Rating: Summary: Very real and informative Review: I really disagree with most of the reviews here. I found this book fascinating and potentially useful. I live in the U.S., but if I were to travel anywhere outside the "First World", I would read this book 4-5 times. I can't really say about the rest of the chapters (not enough personal experience), but the chapter on self-defense is dead on. Most books will tell you that you can defened yourself well, but the reality is, as Pelton says, you are up against guys who: a. make a living 'jacking people', and b. are pre-prepared for the assault, whereas you are on your cell phone or counting your travelers checks. Very true. The cards are so stacked against you most of the time. This book is just trying to tell the truth about that, from Pelton's experience, and trying to give you some 'cards' so that you are not so outgunned. For example, his advice about "using a sense of humor" in the Third World to get out of jams is very useful, and could save lives. Just smiling at someone or making a hand gesture could save you. I have seen it in action myself, and have used it. Like I say, against someone bent on jacking you, your chances are slim, but in most other situations, humor could work. Like I said, if I had one book to take on a "Third World Tour", this would be it.

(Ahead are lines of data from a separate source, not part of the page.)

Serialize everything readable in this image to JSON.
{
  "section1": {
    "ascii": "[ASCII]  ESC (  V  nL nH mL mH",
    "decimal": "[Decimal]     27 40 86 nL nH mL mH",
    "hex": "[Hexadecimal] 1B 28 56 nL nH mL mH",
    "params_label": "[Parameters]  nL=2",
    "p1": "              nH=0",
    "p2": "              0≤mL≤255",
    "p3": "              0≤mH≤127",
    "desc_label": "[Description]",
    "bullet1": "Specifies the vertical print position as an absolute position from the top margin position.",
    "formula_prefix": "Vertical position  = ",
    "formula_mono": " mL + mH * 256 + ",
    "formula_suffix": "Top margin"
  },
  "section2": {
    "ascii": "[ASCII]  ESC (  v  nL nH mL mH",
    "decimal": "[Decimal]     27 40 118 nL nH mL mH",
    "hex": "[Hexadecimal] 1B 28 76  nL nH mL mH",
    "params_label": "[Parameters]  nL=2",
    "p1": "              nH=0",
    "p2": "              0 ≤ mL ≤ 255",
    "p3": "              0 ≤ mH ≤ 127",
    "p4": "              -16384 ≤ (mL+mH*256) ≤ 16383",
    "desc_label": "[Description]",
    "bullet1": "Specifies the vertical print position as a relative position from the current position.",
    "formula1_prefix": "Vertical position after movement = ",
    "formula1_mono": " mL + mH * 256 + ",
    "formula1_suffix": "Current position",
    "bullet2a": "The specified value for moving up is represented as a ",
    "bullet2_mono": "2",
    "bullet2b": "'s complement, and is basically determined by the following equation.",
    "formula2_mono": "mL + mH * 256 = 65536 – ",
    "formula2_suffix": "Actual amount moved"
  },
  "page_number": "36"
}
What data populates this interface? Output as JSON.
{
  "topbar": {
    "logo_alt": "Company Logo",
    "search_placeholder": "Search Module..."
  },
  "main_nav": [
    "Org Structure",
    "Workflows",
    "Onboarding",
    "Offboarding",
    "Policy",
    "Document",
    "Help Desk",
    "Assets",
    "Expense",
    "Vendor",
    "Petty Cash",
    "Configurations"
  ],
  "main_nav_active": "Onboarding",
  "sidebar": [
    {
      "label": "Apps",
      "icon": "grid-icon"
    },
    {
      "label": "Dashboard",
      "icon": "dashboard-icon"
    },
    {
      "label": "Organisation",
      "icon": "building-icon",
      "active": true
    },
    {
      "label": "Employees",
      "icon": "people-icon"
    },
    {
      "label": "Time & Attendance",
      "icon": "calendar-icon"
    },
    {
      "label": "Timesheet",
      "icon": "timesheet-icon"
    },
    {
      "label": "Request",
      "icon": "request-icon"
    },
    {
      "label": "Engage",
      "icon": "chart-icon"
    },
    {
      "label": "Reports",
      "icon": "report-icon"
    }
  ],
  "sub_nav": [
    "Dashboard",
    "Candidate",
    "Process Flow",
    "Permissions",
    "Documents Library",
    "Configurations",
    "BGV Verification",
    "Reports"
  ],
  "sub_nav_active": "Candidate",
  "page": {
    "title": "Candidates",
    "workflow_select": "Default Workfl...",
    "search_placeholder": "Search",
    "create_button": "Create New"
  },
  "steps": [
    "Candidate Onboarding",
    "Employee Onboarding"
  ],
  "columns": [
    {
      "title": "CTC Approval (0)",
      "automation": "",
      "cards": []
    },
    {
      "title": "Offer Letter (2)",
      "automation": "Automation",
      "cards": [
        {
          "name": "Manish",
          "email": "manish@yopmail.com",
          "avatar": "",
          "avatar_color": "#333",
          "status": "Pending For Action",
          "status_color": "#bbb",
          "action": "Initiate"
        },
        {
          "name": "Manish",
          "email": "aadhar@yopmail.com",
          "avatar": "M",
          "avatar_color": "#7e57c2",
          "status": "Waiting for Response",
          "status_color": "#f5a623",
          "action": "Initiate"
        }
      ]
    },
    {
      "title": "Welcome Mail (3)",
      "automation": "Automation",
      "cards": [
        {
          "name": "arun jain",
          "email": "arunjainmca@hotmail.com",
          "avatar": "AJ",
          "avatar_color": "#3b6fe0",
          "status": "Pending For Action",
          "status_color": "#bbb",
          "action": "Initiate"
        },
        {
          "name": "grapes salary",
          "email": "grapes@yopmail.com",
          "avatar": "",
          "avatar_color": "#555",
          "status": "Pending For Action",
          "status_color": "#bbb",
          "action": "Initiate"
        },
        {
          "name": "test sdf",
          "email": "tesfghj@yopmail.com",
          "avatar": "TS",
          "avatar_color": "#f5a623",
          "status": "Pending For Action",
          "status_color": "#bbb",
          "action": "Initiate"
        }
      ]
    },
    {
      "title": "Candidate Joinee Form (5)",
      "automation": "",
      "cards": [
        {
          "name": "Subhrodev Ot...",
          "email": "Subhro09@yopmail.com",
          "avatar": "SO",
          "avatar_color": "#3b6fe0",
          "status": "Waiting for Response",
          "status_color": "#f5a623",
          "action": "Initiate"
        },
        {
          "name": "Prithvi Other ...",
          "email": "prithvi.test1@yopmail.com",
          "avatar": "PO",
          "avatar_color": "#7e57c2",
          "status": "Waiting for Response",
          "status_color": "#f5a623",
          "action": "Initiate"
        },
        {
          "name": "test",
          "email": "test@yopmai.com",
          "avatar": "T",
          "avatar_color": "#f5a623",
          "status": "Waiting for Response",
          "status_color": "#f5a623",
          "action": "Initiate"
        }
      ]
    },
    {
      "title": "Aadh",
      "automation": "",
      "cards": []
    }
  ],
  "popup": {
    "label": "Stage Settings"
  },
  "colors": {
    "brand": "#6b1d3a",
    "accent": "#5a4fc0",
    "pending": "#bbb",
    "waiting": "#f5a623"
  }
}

Rating: Summary: Worse than worthless Review: I would hope that a book with this title would at least have its facts straight, but with even my limited knowledge, I found errors in almost every chapter. Where were the editors and fact-checkers?? Some of the errors are just silly: "water weighs about sixty pounds a square foot" (!). Some of them are confusing: one tablet of Potable-Aqua "should disinfect about 16 liters of murky water" (the label calls for 2 tablets per quart!). It's not correct that 7.5-minute topos always have 20-foot contour lines (in fact, it varies, depending on local terrain). The advice on overheating is potentially life-threatening, since it doesn't give the simple and clear diagnostics that you'll find in any first-aid manual between heat prostration (pale and clammy... rest and drink fluids) and heatstroke (red and hot... call an ambulance, rather than fanning yourself, as the author recommends!). Get a copy of the Boy Scout Handbook instead of this book.